I saw both Dave Orton and Jen-hsun being infidelitous with 14 midgets and a clown.
And that was only the stuff NOT covered by the NDA I signed to film it.
I saw both Dave Orton and Jen-hsun being infidelitous with 14 midgets and a clown.
And that was only the stuff NOT covered by the NDA I signed to film it.
What about the ferrets? I got some video off of Paul Otellini's computer and it looks like he was hiding outside in the bushes doing some covert surveillance.
To be honest I just about barely get what the Larabee Group or their importance to Intel, but now I want to frontpage it in about 28 point fonts. Sometimes trying to stifle the story is the story.
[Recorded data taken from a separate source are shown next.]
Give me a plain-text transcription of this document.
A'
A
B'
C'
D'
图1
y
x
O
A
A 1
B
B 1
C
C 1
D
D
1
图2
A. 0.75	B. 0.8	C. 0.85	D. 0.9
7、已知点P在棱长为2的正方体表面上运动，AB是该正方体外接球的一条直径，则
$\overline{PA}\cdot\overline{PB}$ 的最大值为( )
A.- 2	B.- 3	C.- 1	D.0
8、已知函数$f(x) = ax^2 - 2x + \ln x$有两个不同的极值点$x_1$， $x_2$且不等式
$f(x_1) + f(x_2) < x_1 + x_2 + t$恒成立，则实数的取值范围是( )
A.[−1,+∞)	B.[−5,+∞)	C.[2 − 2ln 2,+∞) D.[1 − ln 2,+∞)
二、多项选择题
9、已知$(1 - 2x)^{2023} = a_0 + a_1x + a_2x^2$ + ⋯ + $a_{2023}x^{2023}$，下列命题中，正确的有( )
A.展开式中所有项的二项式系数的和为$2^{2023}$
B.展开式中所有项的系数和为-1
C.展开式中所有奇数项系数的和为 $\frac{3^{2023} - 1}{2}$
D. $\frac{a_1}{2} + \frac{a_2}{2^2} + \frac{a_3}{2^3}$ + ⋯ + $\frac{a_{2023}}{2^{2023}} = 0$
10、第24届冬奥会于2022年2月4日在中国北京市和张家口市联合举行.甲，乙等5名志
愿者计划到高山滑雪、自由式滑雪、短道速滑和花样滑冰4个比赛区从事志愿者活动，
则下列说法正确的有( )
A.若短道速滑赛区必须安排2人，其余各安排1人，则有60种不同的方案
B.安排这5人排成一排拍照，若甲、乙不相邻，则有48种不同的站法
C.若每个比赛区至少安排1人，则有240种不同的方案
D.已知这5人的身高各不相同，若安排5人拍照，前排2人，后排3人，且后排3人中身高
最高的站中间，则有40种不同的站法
You know I've really started to doubt whether or not Larrabee is even supposed to be a high-end or even discrete GPU. What if we consider a GPU as another form of throughput computing, much like Niagara, Niagara2, Rock, Cell, and I'm sure many more to come. So what if Larrabee is actually intended to be Intel's new throughput server/workstation chip? A hypothetical 32 cores for the Xeon version, 16 core desktop, 8 core mobile, and 4 core ultra-mobile. Additionally, some money can be saved by leaving the IGP out and instead using the CPU, which would now be sufficient to run Vista.
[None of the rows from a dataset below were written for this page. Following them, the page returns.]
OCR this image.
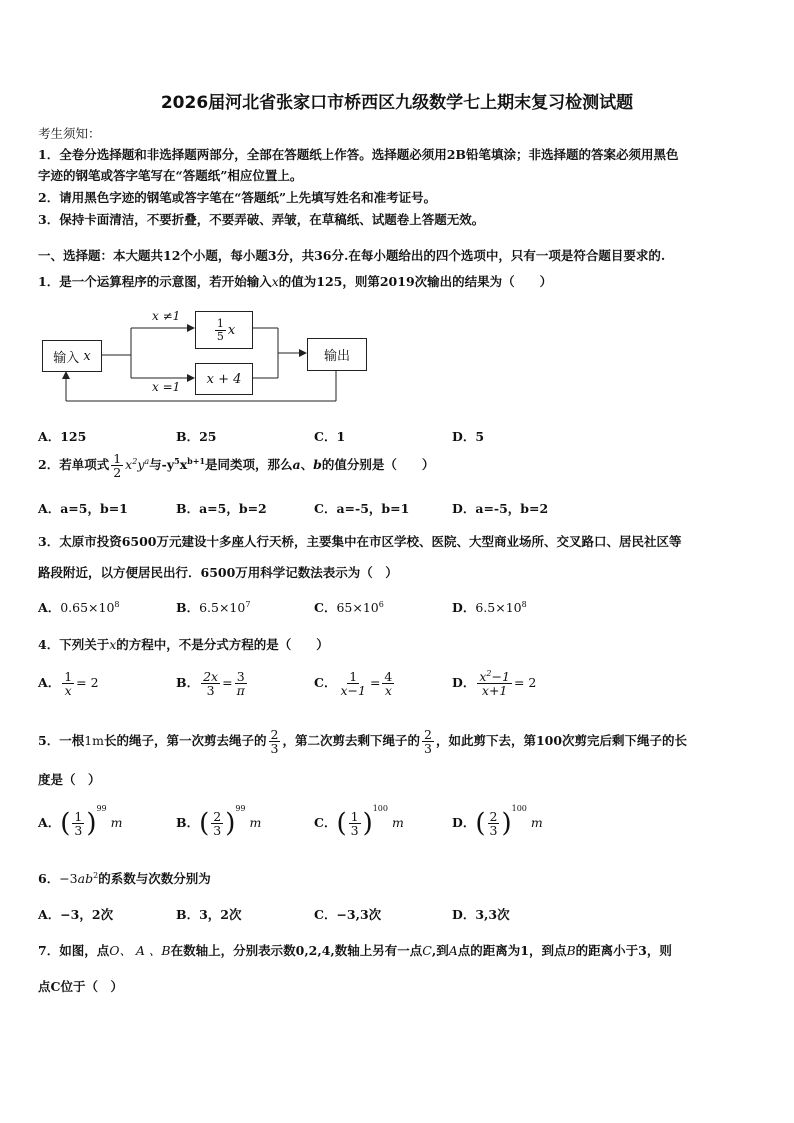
2026届河北省张家口市桥西区九级数学七上期末复习检测试题
考生须知：
1．全卷分选择题和非选择题两部分，全部在答题纸上作答。选择题必须用2B铅笔填涂；非选择题的答案必须用黑色
字迹的钢笔或答字笔写在“答题纸”相应位置上。
2．请用黑色字迹的钢笔或答字笔在“答题纸”上先填写姓名和准考证号。
3．保持卡面清洁，不要折叠，不要弄破、弄皱，在草稿纸、试题卷上答题无效。
一、选择题：本大题共12个小题，每小题3分，共36分.在每小题给出的四个选项中，只有一项是符合题目要求的.
1．是一个运算程序的示意图，若开始输入x的值为125，则第2019次输出的结果为（　　）
输入
x
$\frac{1}{5}$ x
x + 4
输出
x ≠1
x =1
A．125	B．25	C．1	D．5
2．若单项式 $\frac{1}{2} x^2y^a$与$-y^5x^{b+1}$是同类项，那么a、b的值分别是（　　）
A．a=5，b=1	B．a=5，b=2	C．a=-5，b=1	D．a=-5，b=2
3．太原市投资6500万元建设十多座人行天桥，主要集中在市区学校、医院、大型商业场所、交叉路口、居民社区等
路段附近，以方便居民出行．6500万用科学记数法表示为（　）
A．$0.65\times 10^8$	B．$6.5\times 10^7$	C．$65\times 10^6$	D．$6.5\times 10^8$
4．下列关于x的方程中，不是分式方程的是（　　）
A． $\frac{1}{x} = 2$	B． $\frac{2x}{3} = \frac{3}{\pi}$	C． $\frac{1}{x-1} = \frac{4}{x}$	D． $\frac{x^2-1}{x+1} = 2$
5．一根1m长的绳子，第一次剪去绳子的 $\frac{2}{3}$ ，第二次剪去剩下绳子的 $\frac{2}{3}$ ，如此剪下去，第100次剪完后剩下绳子的长
度是（　）
A．( $\frac{1}{3} )^{99}$ m	B．( $\frac{2}{3} )^{99}$ m	C．( $\frac{1}{3} )^{100}$ m	D．( $\frac{2}{3} )^{100}$ m
6．$-3ab^2$的系数与次数分别为
A．−3，2次	B．3，2次	C．−3,3次	D．3,3次
7．如图，点O、 A 、B在数轴上，分别表示数0,2,4,数轴上另有一点C,到A点的距离为1，到点B的距离小于3，则
点C位于（　）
The whole point of calling it a GPU is merely meant to misinform IBM, Sun, and AMD about Intel's intents. And after all if XScale wasn't profitable enough to keep around, why would they ever bother with a huge high-end GPU? I don't think Nvidia or ATI ever made the type of money that Intel is interested in.
After looking back over the two job postings from the news thread I don't really see anything that would lead me to believe they couldn't just be using GPU as another term for throughput-CPU. Especially with the level of programmability G80, and I assume R600, have they really aren't much different on the surface.